The Irish Business and Employers' Confederation (IBEC) has revealed that 22pc of bosses will boost their employees' wages in 2011 -- but the majority still intend to freeze pay.
The coming months will, however, remain tough as 15pc of firms plan to cut salaries this year, with the overall pay bill forecast to drop 3pc by the end of 2010.
Almost three-quarters of bosses intend to impose pay pauses this year, but this is predicted to drop to 65pc by next year.
Overall, pay is expected to rise during 2011 by a modest 0.3pc -- the first increase in the last two years.
This renewed optimism among employers is predicted despite a warning by the International Monetary Fund last week that wages needed to fall further if Ireland wanted to improve its competitiveness.
But IBEC said next year's pay rises would be much lower than in other countries, and that labour costs would continue to decline as workers do more for less -- meaning that employers' labour costs would not be affected by the modest rise in wages.
The planned pay increases will buck the trend of the last two years, when the majority of employers chose to freeze wages and defer payment of the national pay deal.
However, it is unlikely that public sector workers will benefit from increases as their pay, although safe from cuts, has been frozen until 2014 under the Croke Park deal.
IBEC said exporting and foreign direct investment companies were the ones most likely to award the increases, while struggling sectors like retail would freeze pay.
"It will be the first time in the last few years that employers are contemplating pay increases," said Brendan Butler, IBEC director of international affairs.
"It is positive given that the pay bill was down by 9.8pc last year, and will be down 3pc this year.
"It reflects a little bit of confidence coming back although the timing is not right for a new national pay deal as there is still too much uncertainty," he added.
The pay predictions are made in a new IBEC document that aims to attract investors, called 'Ireland as a place to do business'.
It says labour costs have plummeted in the last two years, and that other factors -- including the flexibility of the workforce and high education levels -- make the country attractive for business.
The document says the European Commission estimates that labour costs fell by close to 3pc in Ireland last year, at a time when they rose in most EU countries.
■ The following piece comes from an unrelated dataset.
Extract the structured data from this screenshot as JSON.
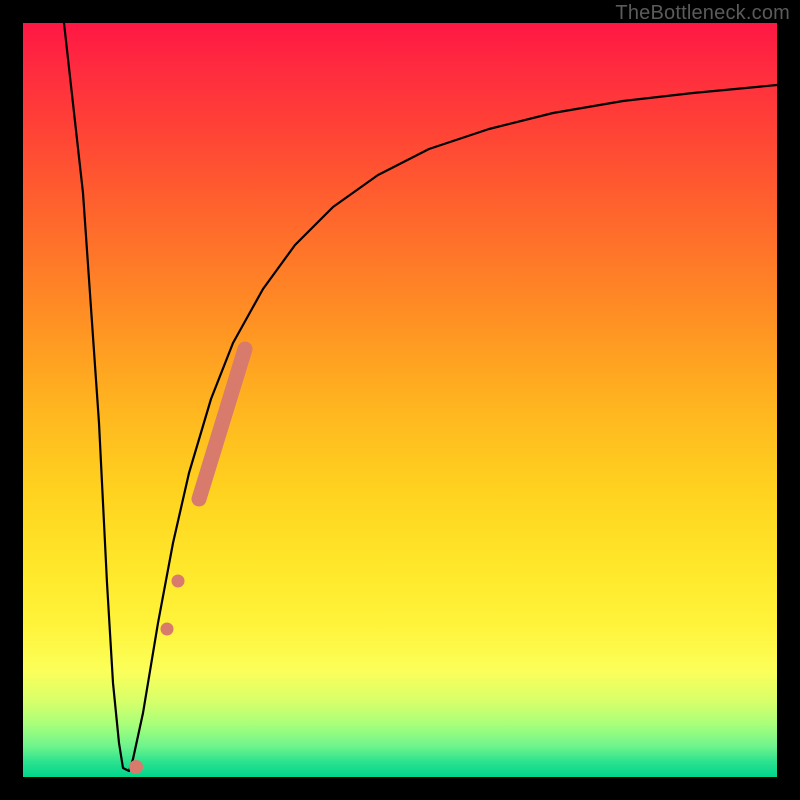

It says the commission forecasts that the overall fall in labour costs will be 9pc between 2008 and next year.
Pay cuts were not widespread across the private sector during the recession, although companies reduced their pay bills by cuts in bonuses, shift and overtime rates -- or job losses.
A minority, or a quarter of firms, cut basic pay rates and the average decrease was 12pc last year, while the average drop across all companies was 2.4pc, according to IBEC.
In the public sector, wages dropped by an average of 14pc when the Government imposed a pension levy and €1bn pay cut.
The IBEC document points out that the economy is out of recession and that energy, housing and rental costs are falling along with the cost of living.
It also notes that the country still has a competitive 12.5pc corporation tax rate.
Meanwhile, Labour Affairs Minister Dara Calleary urged unions and employers to be more flexible when it came to agreements that set legally-binding minimum wage rates.
He said both parties needed to recognise they were going through an unprecedented economic crisis.
The minister said he would consider an 'inability to pay' clause for employers who can prove they are in temporary financial difficulty.